Previous version of GenPipes were named mugqic_pipelines and are still available for use.

How to ensure bash_profile changes take effect in the environment variables?

When you make changes to your bash_profile, you will need to log out and then login again for these changes to take effect. Alternatively, you can run the following command in bash shell:

source $HOME/.bash_profile

By adding the lines related to module load and environment variable setting via export, you have set up the pipeline environment and are ready to use GenPipes!

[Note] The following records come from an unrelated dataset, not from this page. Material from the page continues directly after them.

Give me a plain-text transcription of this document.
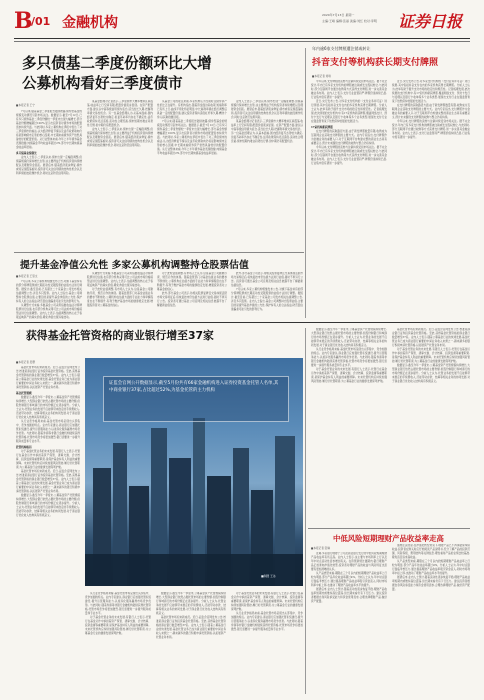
B
/01 金融机构	2020年7月13日 星期一
主编:王峰 编辑:张丽 美编:刘红 校对:李明 证券日报
多只债基二季度份额环比大增
公募机构看好三季度债市
■本报记者 王宁

7月以来,随着基金二季度报告陆续披露,债券型基金的规模变动情况引起市场关注。数据显示,截至7月12日,已有多只债券基金二季度份额较一季度末出现大幅增长,部分基金份额增幅超过100%,显示出投资者对债券市场的配置需求持续升温。与此同时,多家公募机构在季报中表达了对三季度债市的看法,认为经济修复节奏以及货币政策取向仍将是影响债市走势的核心因素,中长期来看债券资产依然具备较好的配置价值。从行业整体来看,今年上半年债券基金表现稳健,纯债基金平均收益率超过2%,部分中长期纯债基金收益率居前。

多只债基业绩领先

业内人士表示,二季度以来,债市出现一定幅度调整,但债基规模仍保持增长态势,这主要得益于机构投资者持续增配以及理财资金回流。展望后市,随着经济逐步修复,债市或将呈现震荡格局,投资者可关注信用债的结构性机会以及利率债的波段操作机会,同时注意防范信用风险。

某基金经理对记者表示,三季度债市大概率维持区间震荡,收益率上行空间有限,配置价值逐步显现。在资产配置方面,建议以中高等级信用债为底仓,适当拉长久期,把握利率债交易性机会。另一位基金经理认为,从基本面看,国内经济复苏态势较为确定,但复苏斜率仍存在不确定性,货币政策保持灵活适度,流动性合理充裕,债市短期内难言趋势性行情,但中期仍有配置机会。

业内人士表示,二季度以来,债市出现一定幅度调整,但债基规模仍保持增长态势,这主要得益于机构投资者持续增配以及理财资金回流。展望后市,随着经济逐步修复,债市或将呈现震荡格局,投资者可关注信用债的结构性机会以及利率债的波段操作机会,同时注意防范信用风险。

从基金公司的观点来看,多家机构认为当前时点债券资产性价比正在提升。有机构指出,随着资金面边际收紧,短端利率已有所上行,曲线平坦化特征明显,中长端利率债在经历调整后具备一定的配置价值,建议投资者保持适度杠杆和久期,精选个券,以获取稳健回报。

7月以来,随着基金二季度报告陆续披露,债券型基金的规模变动情况引起市场关注。数据显示,截至7月12日,已有多只债券基金二季度份额较一季度末出现大幅增长,部分基金份额增幅超过100%,显示出投资者对债券市场的配置需求持续升温。与此同时,多家公募机构在季报中表达了对三季度债市的看法,认为经济修复节奏以及货币政策取向仍将是影响债市走势的核心因素,中长期来看债券资产依然具备较好的配置价值。从行业整体来看,今年上半年债券基金表现稳健,纯债基金平均收益率超过2%,部分中长期纯债基金收益率居前。

业内人士表示,二季度以来,债市出现一定幅度调整,但债基规模仍保持增长态势,这主要得益于机构投资者持续增配以及理财资金回流。展望后市,随着经济逐步修复,债市或将呈现震荡格局,投资者可关注信用债的结构性机会以及利率债的波段操作机会,同时注意防范信用风险。

某基金经理对记者表示,三季度债市大概率维持区间震荡,收益率上行空间有限,配置价值逐步显现。在资产配置方面,建议以中高等级信用债为底仓,适当拉长久期,把握利率债交易性机会。另一位基金经理认为,从基本面看,国内经济复苏态势较为确定,但复苏斜率仍存在不确定性,货币政策保持灵活适度,流动性合理充裕,债市短期内难言趋势性行情,但中期仍有配置机会。

年内逾6家支付牌照遭注销或转让
抖音支付等机构获长期支付牌照
■本报记者 刘琪

今年以来,支付牌照的流转与注销持续受到市场关注。据不完全统计,年内已有多家支付机构的牌照被注销或发生股权转让,与此同时,部分互联网平台通过收购等方式获得支付牌照,进一步完善其金融业务布局。业内人士表示,支付行业监管趋严,牌照价值持续凸显,行业集中度有望进一步提升。

近日,央行发布公告,对多家支付机构的《支付业务许可证》进行续展,其中包括抖音支付在内的多家机构获得长期牌照。分析人士认为,此举有助于提升支付市场的稳定性和规范性。记者梳理发现,此次续展的支付机构中,有17家机构新获牌照,覆盖网络支付、预付卡发行与受理以及银行卡收单等多个业务类型,展现出支付行业在强监管背景下依然保持较强的发展活力。

17家机构新获牌照

在支付牌照的获取路径方面,由于新发牌照数量有限,收购成为互联网企业获取支付牌照的主要方式。业内专家指出,支付牌照作为金融业务的重要入口,对于互联网平台构建完整的商业生态具有重要意义,预计未来围绕支付牌照的收购与整合仍将持续。

今年以来,支付牌照的流转与注销持续受到市场关注。据不完全统计,年内已有多家支付机构的牌照被注销或发生股权转让,与此同时,部分互联网平台通过收购等方式获得支付牌照,进一步完善其金融业务布局。业内人士表示,支付行业监管趋严,牌照价值持续凸显,行业集中度有望进一步提升。

近日,央行发布公告,对多家支付机构的《支付业务许可证》进行续展,其中包括抖音支付在内的多家机构获得长期牌照。分析人士认为,此举有助于提升支付市场的稳定性和规范性。记者梳理发现,此次续展的支付机构中,有17家机构新获牌照,覆盖网络支付、预付卡发行与受理以及银行卡收单等多个业务类型,展现出支付行业在强监管背景下依然保持较强的发展活力。

在支付牌照的获取路径方面,由于新发牌照数量有限,收购成为互联网企业获取支付牌照的主要方式。业内专家指出,支付牌照作为金融业务的重要入口,对于互联网平台构建完整的商业生态具有重要意义,预计未来围绕支付牌照的收购与整合仍将持续。

今年以来,支付牌照的流转与注销持续受到市场关注。据不完全统计,年内已有多家支付机构的牌照被注销或发生股权转让,与此同时,部分互联网平台通过收购等方式获得支付牌照,进一步完善其金融业务布局。业内人士表示,支付行业监管趋严,牌照价值持续凸显,行业集中度有望进一步提升。

提升基金净值公允性 多家公募机构调整持仓股票估值
■本报记者 王思文

7月以来,多家公募机构相继发布公告,对旗下基金持有的部分停牌股票或长期流动性受限股票的估值方法进行调整。据统计,截至目前,已有超过二十家基金公司发布相关估值调整公告,涉及多只股票。业内人士指出,基金公司调整持仓股票估值,主要目的是提升基金净值的公允性,保护持有人的合法权益,防范因估值偏差可能引发的套利行为。

从调整方式来看,多数基金公司采用指数收益法对停牌股票进行估值,也有部分机构采用可比公司法或市场价格模型法进行估值调整。业内人士表示,估值调整的核心在于客观反映资产的真实价值,避免净值出现异常波动。

从调整方式来看,多数基金公司采用指数收益法对停牌股票进行估值,也有部分机构采用可比公司法或市场价格模型法进行估值调整。业内人士表示,估值调整的核心在于客观反映资产的真实价值,避免净值出现异常波动。

对于此轮估值调整,有市场人士认为,这是基金公司勤勉尽责、规范运作的体现。随着监管部门对基金估值业务的要求不断细化,公募机构在估值方面的专业能力和审慎程度也在不断提升,有利于维护基金市场的健康稳定发展,增强投资者对公募基金的信心。

对于此轮估值调整,有市场人士认为,这是基金公司勤勉尽责、规范运作的体现。随着监管部门对基金估值业务的要求不断细化,公募机构在估值方面的专业能力和审慎程度也在不断提升,有利于维护基金市场的健康稳定发展,增强投资者对公募基金的信心。

此外,部分基金公司表示,待相关股票复牌且交易体现活跃市场交易特征后,将恢复按市价估值方法进行估值,届时不再另行公告。投资者可通过基金公司官网及相关信息披露平台了解最新估值信息。

此外,部分基金公司表示,待相关股票复牌且交易体现活跃市场交易特征后,将恢复按市价估值方法进行估值,届时不再另行公告。投资者可通过基金公司官网及相关信息披露平台了解最新估值信息。

7月以来,多家公募机构相继发布公告,对旗下基金持有的部分停牌股票或长期流动性受限股票的估值方法进行调整。据统计,截至目前,已有超过二十家基金公司发布相关估值调整公告,涉及多只股票。业内人士指出,基金公司调整持仓股票估值,主要目的是提升基金净值的公允性,保护持有人的合法权益,防范因估值偏差可能引发的套利行为。

获得基金托管资格的商业银行增至37家
■本报记者 吴珊

基金托管市场迎来新成员。近日,证监会官网发布公告,核准某商业银行证券投资基金托管资格。至此,获得基金托管资格的商业银行数量增至37家。业内人士表示,随着公募基金行业的快速发展,基金托管业务已成为商业银行重要的中间业务收入来源之一,越来越多的银行积极申请托管资格,以拓展资产托管业务布局。

基金托管规模

数据显示,截至今年一季度末,公募基金资产托管规模持续增长,大型商业银行依然占据托管市场的主要份额,但股份制银行和城商行的市场份额正在逐步提升。分析人士认为,托管业务的发展不仅能够带来稳定的手续费收入,还能带动存款、结算等相关业务的协同发展,对于商业银行优化收入结构具有积极意义。

从行业竞争格局来看,基金托管市场呈现出头部集中、竞争加剧的特点。业内专家建议,商业银行应加强托管系统建设,提升运营服务能力,以差异化服务赢得市场竞争优势。与此同时,随着券商等非银行金融机构陆续获得托管资格,托管市场竞争将更加激烈,银行需要进一步提升服务质量和专业水平。

托管机构格局

对于基金托管业务的未来发展,有银行人士表示,托管行在基金运作中承担着资产保管、清算交割、会计核算、投资监督等重要职责,是保护基金持有人利益的重要屏障。未来托管机构应持续加强风险管控,履行好托管职责,为公募基金行业的健康发展保驾护航。

基金托管市场迎来新成员。近日,证监会官网发布公告,核准某商业银行证券投资基金托管资格。至此,获得基金托管资格的商业银行数量增至37家。业内人士表示,随着公募基金行业的快速发展,基金托管业务已成为商业银行重要的中间业务收入来源之一,越来越多的银行积极申请托管资格,以拓展资产托管业务布局。

数据显示,截至今年一季度末,公募基金资产托管规模持续增长,大型商业银行依然占据托管市场的主要份额,但股份制银行和城商行的市场份额正在逐步提升。分析人士认为,托管业务的发展不仅能够带来稳定的手续费收入,还能带动存款、结算等相关业务的协同发展,对于商业银行优化收入结构具有积极意义。

证监会官网公开数据显示,截至5月份共有66家金融机构进入证券投资基金托管人名单,其中商业银行37家,占比超过52%,为基金托管的主力机构
■制图 王冰

从行业竞争格局来看,基金托管市场呈现出头部集中、竞争加剧的特点。业内专家建议,商业银行应加强托管系统建设,提升运营服务能力,以差异化服务赢得市场竞争优势。与此同时,随着券商等非银行金融机构陆续获得托管资格,托管市场竞争将更加激烈,银行需要进一步提升服务质量和专业水平。

对于基金托管业务的未来发展,有银行人士表示,托管行在基金运作中承担着资产保管、清算交割、会计核算、投资监督等重要职责,是保护基金持有人利益的重要屏障。未来托管机构应持续加强风险管控,履行好托管职责,为公募基金行业的健康发展保驾护航。

数据显示,截至今年一季度末,公募基金资产托管规模持续增长,大型商业银行依然占据托管市场的主要份额,但股份制银行和城商行的市场份额正在逐步提升。分析人士认为,托管业务的发展不仅能够带来稳定的手续费收入,还能带动存款、结算等相关业务的协同发展,对于商业银行优化收入结构具有积极意义。

基金托管市场迎来新成员。近日,证监会官网发布公告,核准某商业银行证券投资基金托管资格。至此,获得基金托管资格的商业银行数量增至37家。业内人士表示,随着公募基金行业的快速发展,基金托管业务已成为商业银行重要的中间业务收入来源之一,越来越多的银行积极申请托管资格,以拓展资产托管业务布局。

对于基金托管业务的未来发展,有银行人士表示,托管行在基金运作中承担着资产保管、清算交割、会计核算、投资监督等重要职责,是保护基金持有人利益的重要屏障。未来托管机构应持续加强风险管控,履行好托管职责,为公募基金行业的健康发展保驾护航。

从行业竞争格局来看,基金托管市场呈现出头部集中、竞争加剧的特点。业内专家建议,商业银行应加强托管系统建设,提升运营服务能力,以差异化服务赢得市场竞争优势。与此同时,随着券商等非银行金融机构陆续获得托管资格,托管市场竞争将更加激烈,银行需要进一步提升服务质量和专业水平。

数据显示,截至今年一季度末,公募基金资产托管规模持续增长,大型商业银行依然占据托管市场的主要份额,但股份制银行和城商行的市场份额正在逐步提升。分析人士认为,托管业务的发展不仅能够带来稳定的手续费收入,还能带动存款、结算等相关业务的协同发展,对于商业银行优化收入结构具有积极意义。

从行业竞争格局来看,基金托管市场呈现出头部集中、竞争加剧的特点。业内专家建议,商业银行应加强托管系统建设,提升运营服务能力,以差异化服务赢得市场竞争优势。与此同时,随着券商等非银行金融机构陆续获得托管资格,托管市场竞争将更加激烈,银行需要进一步提升服务质量和专业水平。

对于基金托管业务的未来发展,有银行人士表示,托管行在基金运作中承担着资产保管、清算交割、会计核算、投资监督等重要职责,是保护基金持有人利益的重要屏障。未来托管机构应持续加强风险管控,履行好托管职责,为公募基金行业的健康发展保驾护航。

基金托管市场迎来新成员。近日,证监会官网发布公告,核准某商业银行证券投资基金托管资格。至此,获得基金托管资格的商业银行数量增至37家。业内人士表示,随着公募基金行业的快速发展,基金托管业务已成为商业银行重要的中间业务收入来源之一,越来越多的银行积极申请托管资格,以拓展资产托管业务布局。

对于基金托管业务的未来发展,有银行人士表示,托管行在基金运作中承担着资产保管、清算交割、会计核算、投资监督等重要职责,是保护基金持有人利益的重要屏障。未来托管机构应持续加强风险管控,履行好托管职责,为公募基金行业的健康发展保驾护航。

数据显示,截至今年一季度末,公募基金资产托管规模持续增长,大型商业银行依然占据托管市场的主要份额,但股份制银行和城商行的市场份额正在逐步提升。分析人士认为,托管业务的发展不仅能够带来稳定的手续费收入,还能带动存款、结算等相关业务的协同发展,对于商业银行优化收入结构具有积极意义。

中低风险短期理财产品收益率走高
■本报记者 张琳

近期,多家银行理财子公司及商业银行发行的中低风险短期理财产品收益率有所走高。业内人士表示,这主要与市场利率上行以及年中时点流动性需求增加有关。在资管新规过渡期内,银行理财产品正加速向净值化转型,投资者对理财产品的收益与风险特征也需要有更加清晰的认识。

从产品类型来看,期限在三个月以内的短期理财产品收益率上行较为明显,部分产品年化收益率超过4%。分析人士认为,年中时点银行面临考核压力,通过提高理财产品收益率吸引资金流入,同时市场利率中枢上移,也推动了理财产品收益率水平的提升。

展望后市,业内人士预计,随着流动性逐步恢复平稳,理财产品收益率短期内或维持高位震荡,但长期来看仍有下行压力。建议投资者根据自身风险承受能力和资金使用需求,合理选择理财产品,做好资产配置。

值得注意的是,在净值化转型背景下,理财产品已不再承诺保本保收益,投资者在购买时应仔细阅读产品说明书,充分了解产品的投资范围、风险等级、费用结构等关键信息,理性看待产品的业绩比较基准,避免盲目追求高收益。

从产品类型来看,期限在三个月以内的短期理财产品收益率上行较为明显,部分产品年化收益率超过4%。分析人士认为,年中时点银行面临考核压力,通过提高理财产品收益率吸引资金流入,同时市场利率中枢上移,也推动了理财产品收益率水平的提升。

展望后市,业内人士预计,随着流动性逐步恢复平稳,理财产品收益率短期内或维持高位震荡,但长期来看仍有下行压力。建议投资者根据自身风险承受能力和资金使用需求,合理选择理财产品,做好资产配置。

This also gives you access to hundreds of bioinformatics tools pre-installed by our team. To explore the available tools, you can type the following command:

module avail mugqic/

For a full list of all available software on Compute Canada servers, visit module page.

To load a tool available on Compute Canada servers, for example - samtools, use the following command:

# module add mugqic/<tool><version>
module add mugqic/samtools/1.4.1

# Now samtools 1.4.1 is available for use in your account environment. To check, run the following command:
samtools

Several of the GenPipes pipelines may require referencing genomes. To access these pre-installed genomes available in:

$MUGQIC_INSTALL_HOME/genomes/species/

use the following command to check all available genome species:

ls $MUGQIC_INSTALL_HOME/genomes/species

All genome-related files, including indices for different aligners and annotation files can be found in:

$MUGQIC_INSTALL_HOME/genomes/species/<species_scientific_name>.<assembly>/
## so for Homo Sapiens hg19 assembly, that would be:
ls $MUGQIC_INSTALL_HOME/genomes/species/Homo_sapiens.hg19/

For a complete list of all available reference genomes, visit genome page.

Step 4: Running GenPipes pipelines

Now you are all set to run GenPipes analysis pipelines. Refer to instructions in Using GenPipes for genomic analysis for example runs. For specific pipelines supported by GenPipes, their command options refer to GenPipes User Guide.